At Nuremburg, a distinguished jurist said “we must never forget that the record on which we judge these defendants today is the record on which history will judge us tomorrow.”
In 1971, a Stanford University team of researchers led by psychology professor Philip Zimbardo and funded by the US Navy and Marine Corps set up a famous experiment into the causes of conflict between military guards and prisoners.
Some 24 male students were selected to take on arbitrary roles as prisoners and guards in a mock prison in the basement of the Stanford psychology building. The experiment tragically went well beyond Zimbardo’s expectations, with the “guards” increasing the pressure on the prisoners to the point where the prisoners were subjected to psychological torture – and the “prisoners” accepted the abuse, readily harassing other prisoners who attempted to prevent it. The entire experiment was abruptly stopped after only six days because of its horrific implications.
Something like that appears to have taken place within the United States government in the wake of the destruction of the World Trade Towers and a piece of the Pentagon on Sept. 11 2001. What the Stanford study showed is that nobody with a truncheon, even students at one of America’s most elite universities, seems willing to pause, given instructions from superiors, and ask “what am I doing?”
What American jailers did to helpless prisoners defies any kind of rational description. The recently released CIA report on torture paints a disgusting and horrific picture. According to media reports, torture seems to have become not a means to an end but a way of life for the torturers. The report describes the use of waterboarding, sleep deprivation, “rectal feeding” – a reverse enema of pureed hummus, pasta with sauce, nuts and raisins – used on hunger strikers. One detainee died of frostbite and harsh techniques were described as leading to “psychological and behavioral issues, including hallucinations, paranoia, insomnia, and attempts at self-harm and self-mutilation” were used on others.

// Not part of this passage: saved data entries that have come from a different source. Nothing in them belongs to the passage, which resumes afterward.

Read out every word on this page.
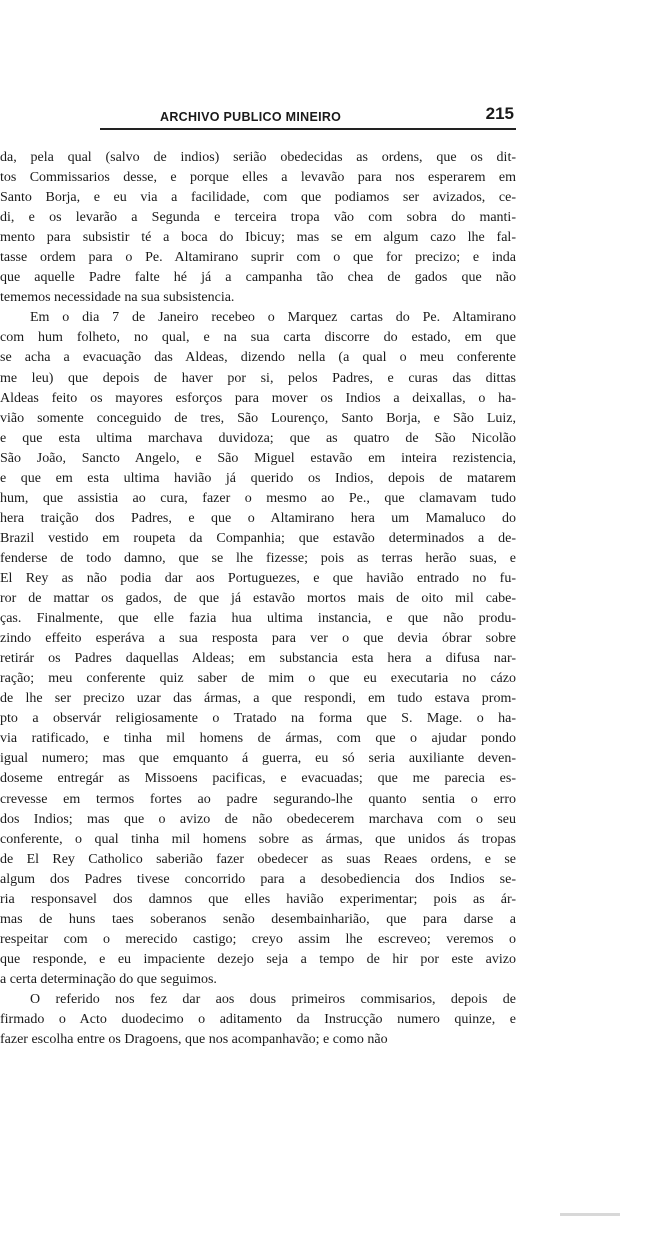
ARCHIVO PUBLICO MINEIRO	215
da, pela qual (salvo de indios) serião obedecidas as ordens, que os dit-
tos Commissarios desse, e porque elles a levavão para nos esperarem em
Santo Borja, e eu via a facilidade, com que podiamos ser avizados, ce-
di, e os levarão a Segunda e terceira tropa vão com sobra do manti-
mento para subsistir té a boca do Ibicuy; mas se em algum cazo lhe fal-
tasse ordem para o Pe. Altamirano suprir com o que for precizo; e inda
que aquelle Padre falte hé já a campanha tão chea de gados que não
tememos necessidade na sua subsistencia.
Em o dia 7 de Janeiro recebeo o Marquez cartas do Pe. Altamirano
com hum folheto, no qual, e na sua carta discorre do estado, em que
se acha a evacuação das Aldeas, dizendo nella (a qual o meu conferente
me leu) que depois de haver por si, pelos Padres, e curas das dittas
Aldeas feito os mayores esforços para mover os Indios a deixallas, o ha-
vião somente conceguido de tres, São Lourenço, Santo Borja, e São Luiz,
e que esta ultima marchava duvidoza; que as quatro de São Nicolão
São João, Sancto Angelo, e São Miguel estavão em inteira rezistencia,
e que em esta ultima havião já querido os Indios, depois de matarem
hum, que assistia ao cura, fazer o mesmo ao Pe., que clamavam tudo
hera traição dos Padres, e que o Altamirano hera um Mamaluco do
Brazil vestido em roupeta da Companhia; que estavão determinados a de-
fenderse de todo damno, que se lhe fizesse; pois as terras herão suas, e
El Rey as não podia dar aos Portuguezes, e que havião entrado no fu-
ror de mattar os gados, de que já estavão mortos mais de oito mil cabe-
ças. Finalmente, que elle fazia hua ultima instancia, e que não produ-
zindo effeito esperáva a sua resposta para ver o que devia óbrar sobre
retirár os Padres daquellas Aldeas; em substancia esta hera a difusa nar-
ração; meu conferente quiz saber de mim o que eu executaria no cázo
de lhe ser precizo uzar das ármas, a que respondi, em tudo estava prom-
pto a observár religiosamente o Tratado na forma que S. Mage. o ha-
via ratificado, e tinha mil homens de ármas, com que o ajudar pondo
igual numero; mas que emquanto á guerra, eu só seria auxiliante deven-
doseme entregár as Missoens pacificas, e evacuadas; que me parecia es-
crevesse em termos fortes ao padre segurando-lhe quanto sentia o erro
dos Indios; mas que o avizo de não obedecerem marchava com o seu
conferente, o qual tinha mil homens sobre as ármas, que unidos ás tropas
de El Rey Catholico saberião fazer obedecer as suas Reaes ordens, e se
algum dos Padres tivese concorrido para a desobediencia dos Indios se-
ria responsavel dos damnos que elles havião experimentar; pois as ár-
mas de huns taes soberanos senão desembainharião, que para darse a
respeitar com o merecido castigo; creyo assim lhe escreveo; veremos o
que responde, e eu impaciente dezejo seja a tempo de hir por este avizo
a certa determinação do que seguimos.
O referido nos fez dar aos dous primeiros commisarios, depois de
firmado o Acto duodecimo o aditamento da Instrucção numero quinze, e
fazer escolha entre os Dragoens, que nos acompanhavão; e como não
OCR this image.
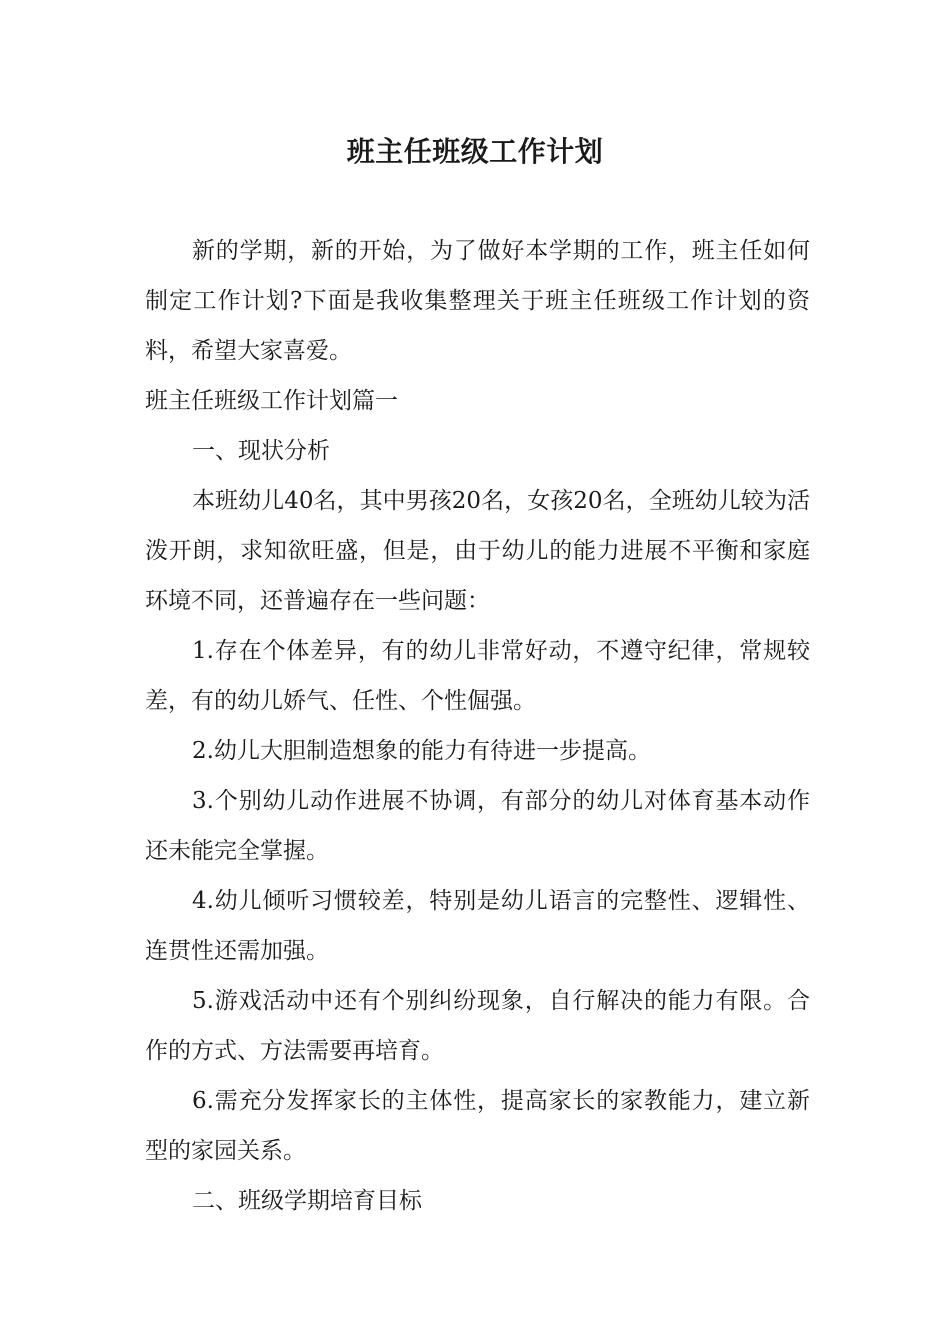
班主任班级工作计划

新的学期，新的开始，为了做好本学期的工作，班主任如何制定工作计划?下面是我收集整理关于班主任班级工作计划的资料，希望大家喜爱。

班主任班级工作计划篇一

一、现状分析

本班幼儿40名，其中男孩20名，女孩20名，全班幼儿较为活泼开朗，求知欲旺盛，但是，由于幼儿的能力进展不平衡和家庭环境不同，还普遍存在一些问题：

1.存在个体差异，有的幼儿非常好动，不遵守纪律，常规较差，有的幼儿娇气、任性、个性倔强。

2.幼儿大胆制造想象的能力有待进一步提高。

3.个别幼儿动作进展不协调，有部分的幼儿对体育基本动作还未能完全掌握。

4.幼儿倾听习惯较差，特别是幼儿语言的完整性、逻辑性、连贯性还需加强。

5.游戏活动中还有个别纠纷现象，自行解决的能力有限。合作的方式、方法需要再培育。

6.需充分发挥家长的主体性，提高家长的家教能力，建立新型的家园关系。

二、班级学期培育目标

These are people, some bystanders who were just taken off the street, who have been scarred for life.
Remember the Stanford experiment. Otherwise-rational people, in a kind of Lord of the Flies frenzy, appear apt to tighten the screws on the helpless when tightening the screws on the helpless has no discernible purpose. To keep otherwise rational people from tightening the screws, what is required is constant discipline and supervision from those higher up the line. The prison experiments described in the CIA report were not the first. Similar techniques, and even worse ones, were uncovered by Gen. Anthony Taguba at the Abu Ghraib facility in Iraq, where some of the practices on the part of interrogators appeared to exceed much of the stuff the now dead Saddam Hussain used on his prisoners. Seymour Hersh, writing in the New Yorker, detailed some of those practices and the way Taguba’s report was trashed and buried and Taguba was forced into retirement.
This mess did not start with the foot soldiers who ended up committing these unspeakable tortures. It started in the White House, where the CIA dissembled to President George Bush on what its minions were up to. But George Bush didn’t ask. Dick Cheney didn’t ask. Donald Rumsfeld, according to Hersh’s article, not only didn’t ask but ran for cover when anybody offered to tell him about it.
Inc1945, a committee of distinguished jurists began to draft the United Nations Charter, in which it stated that existing international law would have to be respected, that illegal military aggression would be given a new designation as “crime against peace,” that leaders would be held accountable for planning or perpetrating large-scale crimea against humanity, and that they would be held responsible for the actions of their men in the field.
The distinguished American jurist, Robert Jackson, who would preside as prosecutor over the Nuremburg War Trials of Nazi leaders, said he was “dedicated to the principle that international law must apply equally to all nations. I am not willing to charge as a crime against a German official acts which would not be crimes if committed by officials of the United States,” he said. He added that “we must never forget that the record on which we judge these defendants today is the record on which history will judge us tomorrow.”
Messrs. Bush, Cheney, Rumsfeld, Douglas Feith, Paul Wolfowitz and many more including the head of the CIA and his top assistants apparently have forgotten, or in Bush’s case probably never knew, given his :”gentleman’s C” while serving as a cheerleader at Yale, Jackson’s statement that history will judge the US on the principles enunciated then.
Sadly, nothing is going to happen to them. George Bush is painting and cutting brush on the ranch. Cheney is traipsing around Washington characterizing the report as nonsense. Fox News, in a remarkable episode, excoriated the Senate Intelligence Committee and its head, Diane Feinstein, for releasing the report and characterized it as politics – as a report that would have been exposed as Democratic posturing by an incoming Republican Senate majority.
It has been argued on the pages of the New York Times that the perpetrators should at least be pardoned so that a record will stand that they were pardoned from the crimes they committed. One can argue vainly that they belong in the Hague, in the international court of justice formulated as a result of the Nazi atrocities and trials. They will never get there, But that isn’t any reason for saying they shouldn’t. .Just as the Stanford students needed someone to tell them to stop, so did the CIA. And there was nobody there to do it.
The recently released CIA report repeats many facts about US torture that are already in the public domain, but unless the Obama administration uses it to prosecute those responsible as international law requires, there is little to prevent a future president from using torture again.